Malgré une première saison en dents de scie sur les bords du Rhône, Melchie Dumornay continue à travailler sur ses points à améliorer, notamment l’aspect tactique et le mental aux côtés de joueuses qui ont tout gagné, pour franchir les étapes supérieures, qui pourraient l'amener un jour vers le Ballon d’or. “Sur une saison complète, elle peut largement terminer dans les meilleures buteuses de la Ligue des champions, comme en championnat”, assure Nicolas Delepine

”Si l’OL continue de briller, je pense qu’elle va s’en rapprocher très prochainement, peut-être en dehors des années Coupe du monde, parce qu’avec Haïti, c’est parfois dur de briller. L'année où elle arrive à briller dans tous les domaines, je pense qu'elle ne sera pas loin.” Pour Amandine Miquel, Melchie Dumornay “sera une joueuse monstrueuse” dans un futur plus que proche. Grandir avec une lauréate du Ballon d’or (Ada Hegerberg) et un collectif rempli d’internationales, ça ne peut être que bénéfique pour collectionner les étoiles.

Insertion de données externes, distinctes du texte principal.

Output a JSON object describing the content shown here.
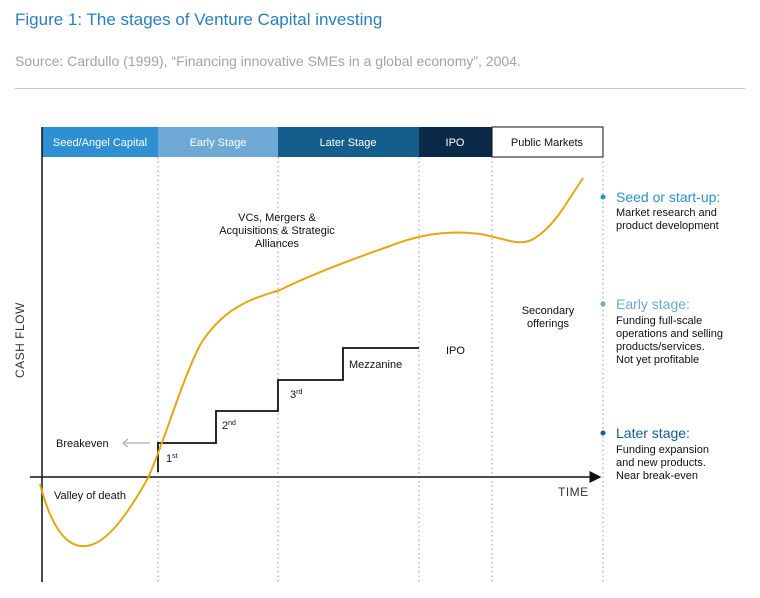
{
  "figure": {
    "title": "Figure 1: The stages of Venture Capital investing",
    "source": "Source: Cardullo (1999), “Financing innovative SMEs in a global economy”, 2004."
  },
  "stage_bar": [
    {
      "label": "Seed/Angel Capital",
      "color": "#2e8fd3",
      "text_color": "#ffffff"
    },
    {
      "label": "Early Stage",
      "color": "#6ea8d4",
      "text_color": "#ffffff"
    },
    {
      "label": "Later Stage",
      "color": "#135e8c",
      "text_color": "#ffffff"
    },
    {
      "label": "IPO",
      "color": "#0b2a4a",
      "text_color": "#ffffff"
    },
    {
      "label": "Public Markets",
      "color": "#ffffff",
      "text_color": "#111111"
    }
  ],
  "axes": {
    "y_label": "CASH FLOW",
    "x_label": "TIME"
  },
  "curve_labels": {
    "vcs": [
      "VCs, Mergers &",
      "Acquisitions & Strategic",
      "Alliances"
    ],
    "secondary": [
      "Secondary",
      "offerings"
    ],
    "breakeven": "Breakeven",
    "valley": "Valley of death"
  },
  "steps": {
    "first": {
      "base": "1",
      "sup": "st"
    },
    "second": {
      "base": "2",
      "sup": "nd"
    },
    "third": {
      "base": "3",
      "sup": "rd"
    },
    "mezzanine": "Mezzanine",
    "ipo": "IPO"
  },
  "side_notes": [
    {
      "heading": "Seed or start-up:",
      "lines": [
        "Market research and",
        "product development"
      ],
      "color": "#2e8fd3"
    },
    {
      "heading": "Early stage:",
      "lines": [
        "Funding full-scale",
        "operations and selling",
        "products/services.",
        "Not yet profitable"
      ],
      "color": "#6ea8d4"
    },
    {
      "heading": "Later stage:",
      "lines": [
        "Funding expansion",
        "and new products.",
        "Near break-even"
      ],
      "color": "#135e8c"
    }
  ],
  "colors": {
    "curve": "#e3a712",
    "axis": "#111111"
  }
}
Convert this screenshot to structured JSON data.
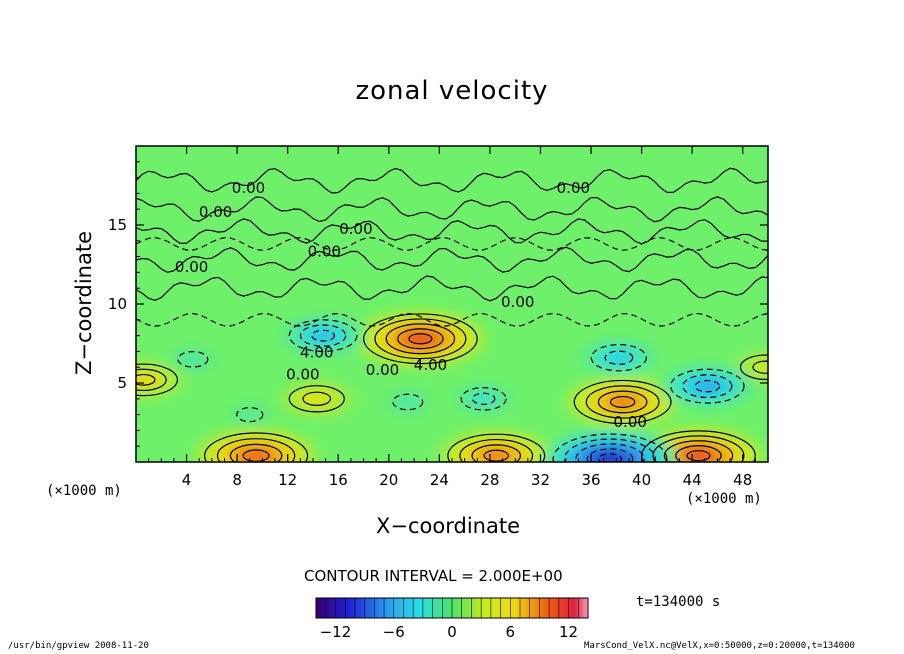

Et quoi de mieux qu’une finale de Ligue des champions pour frapper un grand coup? “Il va se passer quelque chose d’exceptionnel samedi”, avance son ancienne coach à Reims. “Je vois bien un triplé de Melchie, une victoire 3-2 de l’OL et le trophée de joueuse du match en prime.” Un scénario qui plairait sans doute beaucoup aux Lyonnaises et à la principale intéressée.